There is undoubtedly consequences of this minor league system transformation over the last 2 years and those have come in the form of fan favourite players being traded away and free agents with QO’s attached being avoided. But the fact the team returned to the post season this year is testament to how well and how quickly this vision of Bloom’s is taking shape, as well as his ability to patch holes created with low cost 1 or 2 year contracts so as not to disrupt his future ambitions. Nothing it seems is off the table, shown in the fact that Bloom is willing to use the financial might of FSG to take bad or unwanted contracts off other teams hands, just so they can ask to throw in a few prospects to sweeten the pot – a la Adam Ottavino and Jackie Bradley Jr.– a not oft used but very effective way of adding prospects for little more than money.

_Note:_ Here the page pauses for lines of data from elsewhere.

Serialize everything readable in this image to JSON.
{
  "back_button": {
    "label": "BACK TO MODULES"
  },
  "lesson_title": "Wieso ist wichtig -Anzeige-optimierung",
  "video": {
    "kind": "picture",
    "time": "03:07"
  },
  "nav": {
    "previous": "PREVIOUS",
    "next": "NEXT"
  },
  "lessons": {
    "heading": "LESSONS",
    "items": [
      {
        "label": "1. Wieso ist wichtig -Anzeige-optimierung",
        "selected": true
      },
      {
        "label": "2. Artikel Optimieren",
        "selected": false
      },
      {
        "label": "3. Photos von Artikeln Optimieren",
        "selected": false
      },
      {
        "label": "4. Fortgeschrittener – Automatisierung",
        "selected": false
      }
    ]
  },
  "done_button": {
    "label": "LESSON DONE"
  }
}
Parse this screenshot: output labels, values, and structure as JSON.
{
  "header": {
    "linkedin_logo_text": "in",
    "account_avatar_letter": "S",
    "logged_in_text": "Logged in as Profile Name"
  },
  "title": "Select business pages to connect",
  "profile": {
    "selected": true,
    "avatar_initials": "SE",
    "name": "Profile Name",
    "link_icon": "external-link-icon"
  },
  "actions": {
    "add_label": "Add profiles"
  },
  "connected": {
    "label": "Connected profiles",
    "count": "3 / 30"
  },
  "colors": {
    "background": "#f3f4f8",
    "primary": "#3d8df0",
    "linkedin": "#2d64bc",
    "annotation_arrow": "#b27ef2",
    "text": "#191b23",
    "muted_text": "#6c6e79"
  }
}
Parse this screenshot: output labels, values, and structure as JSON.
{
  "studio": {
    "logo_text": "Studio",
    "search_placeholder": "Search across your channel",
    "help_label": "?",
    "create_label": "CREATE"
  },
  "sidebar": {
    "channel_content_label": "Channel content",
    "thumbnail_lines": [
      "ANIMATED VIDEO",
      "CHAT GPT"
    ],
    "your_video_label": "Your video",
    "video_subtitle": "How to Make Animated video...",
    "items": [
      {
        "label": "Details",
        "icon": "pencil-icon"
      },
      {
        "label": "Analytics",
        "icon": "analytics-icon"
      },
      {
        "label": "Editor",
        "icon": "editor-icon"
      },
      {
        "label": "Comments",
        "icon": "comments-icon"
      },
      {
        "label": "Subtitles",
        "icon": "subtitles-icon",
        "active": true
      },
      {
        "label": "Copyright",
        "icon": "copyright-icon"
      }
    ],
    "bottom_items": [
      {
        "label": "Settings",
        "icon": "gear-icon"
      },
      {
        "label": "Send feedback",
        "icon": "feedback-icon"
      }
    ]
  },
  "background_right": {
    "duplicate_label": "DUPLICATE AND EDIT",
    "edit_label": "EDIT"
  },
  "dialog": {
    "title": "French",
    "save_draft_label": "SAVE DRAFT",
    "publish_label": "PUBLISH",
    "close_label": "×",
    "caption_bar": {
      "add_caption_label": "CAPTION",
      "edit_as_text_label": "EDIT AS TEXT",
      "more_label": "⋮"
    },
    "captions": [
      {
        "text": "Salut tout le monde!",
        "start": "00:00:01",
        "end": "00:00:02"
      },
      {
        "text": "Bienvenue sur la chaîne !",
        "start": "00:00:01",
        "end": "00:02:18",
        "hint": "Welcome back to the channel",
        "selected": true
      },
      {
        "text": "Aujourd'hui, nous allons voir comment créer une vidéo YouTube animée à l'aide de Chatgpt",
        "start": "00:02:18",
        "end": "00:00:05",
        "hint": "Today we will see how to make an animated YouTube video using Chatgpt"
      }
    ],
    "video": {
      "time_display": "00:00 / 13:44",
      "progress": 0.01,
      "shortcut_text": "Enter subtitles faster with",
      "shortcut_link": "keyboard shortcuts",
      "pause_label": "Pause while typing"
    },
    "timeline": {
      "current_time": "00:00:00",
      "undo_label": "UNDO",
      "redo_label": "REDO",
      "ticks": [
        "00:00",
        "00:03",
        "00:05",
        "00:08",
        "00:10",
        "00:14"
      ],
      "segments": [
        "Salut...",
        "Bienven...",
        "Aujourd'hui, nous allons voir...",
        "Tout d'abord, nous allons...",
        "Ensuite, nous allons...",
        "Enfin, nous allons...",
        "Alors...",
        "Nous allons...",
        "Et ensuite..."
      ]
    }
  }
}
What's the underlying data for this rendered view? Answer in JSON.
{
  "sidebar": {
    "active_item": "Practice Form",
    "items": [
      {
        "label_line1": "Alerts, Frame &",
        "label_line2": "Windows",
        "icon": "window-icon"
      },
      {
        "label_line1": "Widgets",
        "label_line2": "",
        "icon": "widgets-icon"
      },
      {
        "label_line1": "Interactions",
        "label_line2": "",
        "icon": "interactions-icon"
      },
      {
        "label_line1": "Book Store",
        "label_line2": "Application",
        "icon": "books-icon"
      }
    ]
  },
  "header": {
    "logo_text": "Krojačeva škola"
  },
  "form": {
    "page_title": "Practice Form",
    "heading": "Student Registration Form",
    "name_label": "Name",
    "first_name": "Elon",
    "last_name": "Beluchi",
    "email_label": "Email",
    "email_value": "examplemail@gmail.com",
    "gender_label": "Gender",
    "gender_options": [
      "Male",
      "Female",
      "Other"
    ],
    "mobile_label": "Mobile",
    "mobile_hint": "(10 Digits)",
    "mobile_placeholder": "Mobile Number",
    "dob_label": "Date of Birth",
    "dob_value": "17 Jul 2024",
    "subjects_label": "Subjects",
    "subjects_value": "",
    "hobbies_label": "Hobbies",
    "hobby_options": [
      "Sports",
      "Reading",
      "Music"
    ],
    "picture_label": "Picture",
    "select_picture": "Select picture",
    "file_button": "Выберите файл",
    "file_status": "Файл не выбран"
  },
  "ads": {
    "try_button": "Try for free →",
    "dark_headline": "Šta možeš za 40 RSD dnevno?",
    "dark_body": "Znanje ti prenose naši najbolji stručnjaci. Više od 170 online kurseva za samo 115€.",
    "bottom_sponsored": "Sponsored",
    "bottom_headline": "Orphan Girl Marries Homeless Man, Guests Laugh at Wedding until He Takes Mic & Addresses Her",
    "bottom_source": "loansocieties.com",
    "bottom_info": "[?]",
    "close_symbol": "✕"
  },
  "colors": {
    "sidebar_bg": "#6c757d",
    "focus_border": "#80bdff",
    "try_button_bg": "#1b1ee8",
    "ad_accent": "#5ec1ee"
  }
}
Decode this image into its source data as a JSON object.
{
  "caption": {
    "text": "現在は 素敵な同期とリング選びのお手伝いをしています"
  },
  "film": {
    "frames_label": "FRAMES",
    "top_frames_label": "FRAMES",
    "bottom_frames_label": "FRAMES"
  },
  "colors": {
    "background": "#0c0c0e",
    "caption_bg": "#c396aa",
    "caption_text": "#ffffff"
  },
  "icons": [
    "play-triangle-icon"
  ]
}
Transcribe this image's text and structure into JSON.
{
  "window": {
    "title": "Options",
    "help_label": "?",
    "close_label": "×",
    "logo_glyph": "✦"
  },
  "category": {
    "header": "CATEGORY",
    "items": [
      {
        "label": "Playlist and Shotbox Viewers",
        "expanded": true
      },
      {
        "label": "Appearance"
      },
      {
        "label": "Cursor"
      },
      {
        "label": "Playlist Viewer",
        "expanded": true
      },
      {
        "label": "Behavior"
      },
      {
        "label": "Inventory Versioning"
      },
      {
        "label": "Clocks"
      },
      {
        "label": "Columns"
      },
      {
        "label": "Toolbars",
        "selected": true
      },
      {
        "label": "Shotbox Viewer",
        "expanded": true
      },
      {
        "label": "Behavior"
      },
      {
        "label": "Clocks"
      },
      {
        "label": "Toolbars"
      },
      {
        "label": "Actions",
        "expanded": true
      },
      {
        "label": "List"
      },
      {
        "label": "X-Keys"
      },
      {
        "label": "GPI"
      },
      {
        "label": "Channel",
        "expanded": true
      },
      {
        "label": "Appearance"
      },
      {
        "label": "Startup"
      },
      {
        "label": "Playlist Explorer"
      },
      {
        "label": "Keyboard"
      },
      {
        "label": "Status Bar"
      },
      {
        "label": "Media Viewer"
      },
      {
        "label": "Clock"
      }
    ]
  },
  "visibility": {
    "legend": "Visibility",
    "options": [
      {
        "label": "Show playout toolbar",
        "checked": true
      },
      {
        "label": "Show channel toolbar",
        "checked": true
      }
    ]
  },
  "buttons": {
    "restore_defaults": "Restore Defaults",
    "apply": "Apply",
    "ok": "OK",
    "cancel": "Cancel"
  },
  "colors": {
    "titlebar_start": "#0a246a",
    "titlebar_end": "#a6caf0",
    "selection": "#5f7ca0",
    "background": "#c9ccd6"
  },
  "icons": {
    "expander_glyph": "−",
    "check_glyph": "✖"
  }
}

There is still work to be done of course – and trades to follow after the current lock out, but the sheer fact that after two seasons it’s become abundantly clear that the front office has prioritised adding prospect depth even if it’s at a detriment (in some fans eyes) to the major league team can only be a good thing for the long term future of the historic franchise.
Rebuilding a farm system is incredibly difficult, you have to draft well, identify under appreciated talent in other organisations, take risks and have an element of luck, it’s no wonder most teams don’t even try to win at the big league level whilst taking on that task. Bloom in my opinion has turned this thing from bottom 5 into a top 10 farm system across all of baseball in 2 seasons, whilst maintaining a competitive MLB roster and working within a financial framework for sustainable success. Perhaps it’s time Red Sox fans took a moment to see how complex the nature of this rebuild has been, and then to take another to appreciate how well it’s being done.